3. 中長期ビジョンの達成に向けた“第二の成長ステージ”としての成長戦略

(1) 顧客基盤の拡充
以下の事業環境と当行の強みを活かし、顧客獲得がさらに加速、中長期目標の達成に加え、長期的にはメガバンクに匹敵する3,000万口座、メガバンクに次ぐ預金30兆円の到達が視野
  • 国内銀行業界におけるデジタルシフトの進展
  • 楽天エコシステムの活用(楽天ポイント、ブランドや知名度、楽天グループ各社との顧客相互送客等)によって既に実現している低い顧客獲得費用
  • 高度な自社システム開発・保守・運用体制に裏付けられた優れたUI/UXを持つサービスとアプリ
  • 効率的な低コストオペレーションを背景とした安価で顧客満足度の高いサービス
(2) 収益力の強化
  • 個人・法人顧客数の拡大による貸出利息収益、手数料収益の増加
  • 当行の信託機能を活用した証券化資産の運用上積み
  • 住宅ローン、カードローン、リバースモーゲージ等に続く、プロダクトラインナップの拡充
  • 適切な管理に基づくミドルリスク運用資産の拡充
(3) FinTech領域の成長取込み
  • 楽天ペイとの連携深化による個人口座のメイン化・生活口座化、法人口座獲得の推進による顧客基盤の更なるアクティブ化、高頻度なタッチポイントを活用したクロスセル、による成長機会の拡大
  • 当行と楽天グループが持つデータとAIを活用した審査・マーケティングの精度向上や銀行アプリのページビューを活用した広告ビジネス及び新規ビジネスの拡大
  • BaaSプラットフォームのパートナーとの連携による新たな収益機会の創出
  • ※1 総務省統計局2022年3月時点
  • ※2 ID登録完了後1回以上ログインをしたことのあるID(退会者を除く)
  • ※3 法人口座を含む
  • ※4 全国銀行協会2022年3月時点
  • ※5 経済産業省2020年「電子商取引に関する市場調査」B-to-C EC市場規模19.3兆円とB-to-C EC市場比率8.08%をもとに、国内B-to-Cにおける商業取引規模を算出
  • ※6 矢野経済研究所「国内キャッシュレス決済市場に関する調査(2021年)」2022年4月20日発表(2020年度における決済市場規模、クレジットカード、プリペイドカード、デビットカード、キャリア決済等の現金以外の支払い手段で決済(支払)された金額を指す)

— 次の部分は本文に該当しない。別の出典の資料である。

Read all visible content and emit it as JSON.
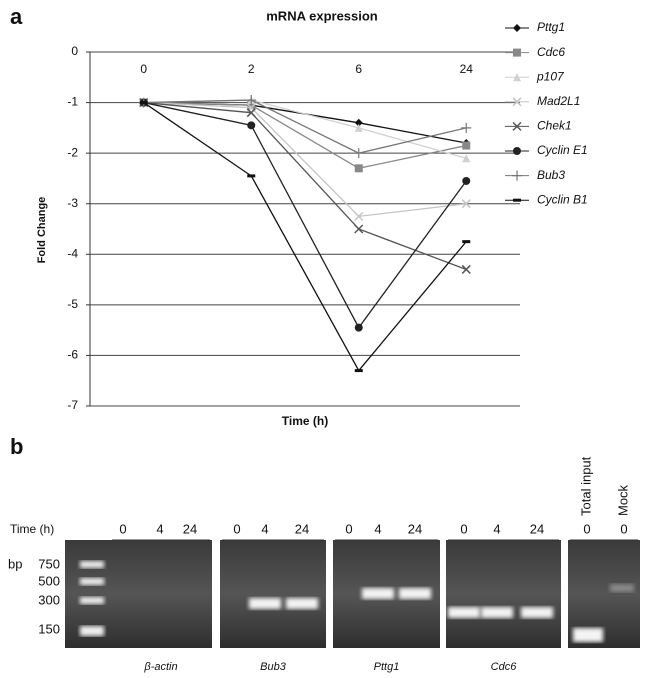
{
  "panel_a_label": "a",
  "chart_data": {
    "type": "line",
    "title": "mRNA expression",
    "x_label": "Time (h)",
    "y_label": "Fold Change",
    "categories": [
      "0",
      "2",
      "6",
      "24"
    ],
    "ylim": [
      -7,
      0
    ],
    "yticks": [
      0,
      -1,
      -2,
      -3,
      -4,
      -5,
      -6,
      -7
    ],
    "grid": true,
    "series": [
      {
        "name": "Pttg1",
        "color": "#111111",
        "marker": "diamond",
        "values": [
          -1,
          -1.05,
          -1.4,
          -1.8
        ]
      },
      {
        "name": "Cdc6",
        "color": "#888888",
        "marker": "square",
        "values": [
          -1,
          -1.05,
          -2.3,
          -1.85
        ]
      },
      {
        "name": "p107",
        "color": "#d0d0d0",
        "marker": "triangle",
        "values": [
          -1,
          -0.95,
          -1.5,
          -2.1
        ]
      },
      {
        "name": "Mad2L1",
        "color": "#c4c4c4",
        "marker": "x",
        "values": [
          -1,
          -1.1,
          -3.25,
          -3.0
        ]
      },
      {
        "name": "Chek1",
        "color": "#555555",
        "marker": "x",
        "values": [
          -1,
          -1.2,
          -3.5,
          -4.3
        ]
      },
      {
        "name": "Cyclin E1",
        "color": "#222222",
        "marker": "circle",
        "values": [
          -1,
          -1.45,
          -5.45,
          -2.55
        ]
      },
      {
        "name": "Bub3",
        "color": "#777777",
        "marker": "plus",
        "values": [
          -1,
          -0.95,
          -2.0,
          -1.5
        ]
      },
      {
        "name": "Cyclin B1",
        "color": "#111111",
        "marker": "dash",
        "values": [
          -1,
          -2.45,
          -6.3,
          -3.75
        ]
      }
    ]
  },
  "panel_b": {
    "label": "b",
    "time_label": "Time (h)",
    "bp_label": "bp",
    "ladder": [
      "750",
      "500",
      "300",
      "150"
    ],
    "gels": [
      {
        "gene": "β-actin",
        "times": [
          "0",
          "4",
          "24"
        ]
      },
      {
        "gene": "Bub3",
        "times": [
          "0",
          "4",
          "24"
        ]
      },
      {
        "gene": "Pttg1",
        "times": [
          "0",
          "4",
          "24"
        ]
      },
      {
        "gene": "Cdc6",
        "times": [
          "0",
          "4",
          "24"
        ]
      }
    ],
    "controls": [
      {
        "name": "Total input",
        "time": "0"
      },
      {
        "name": "Mock",
        "time": "0"
      }
    ]
  }
}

この目指す事業拡大の実現に向けて、「顧客基盤の拡充」、「収益力の強化(貸出利息収益と手数料収益の両輪の拡充)」、「FinTech領域の成長取込み」を三位一体とした取り組みを推進します。

なお、当行は、より自律的な経営視点と成長戦略の遂行、独自の資金調達を含めた様々な成長及び財務戦略の検討を可能とするために、2023年4月東京証券取引所プライム市場に上場しました。

以上

本資料に記載されている当行の目標、計画、見積もり、予測、予想その他の将来情報については、本資料の作成時点における当行の判断又は考えに過ぎず、実際の当行の経営成績、財政状態その他の結果は、国内外の経済情勢、企業の動向、他社との競業等により、本資料の内容又は本資料から推測される内容と大きく異なることがあります。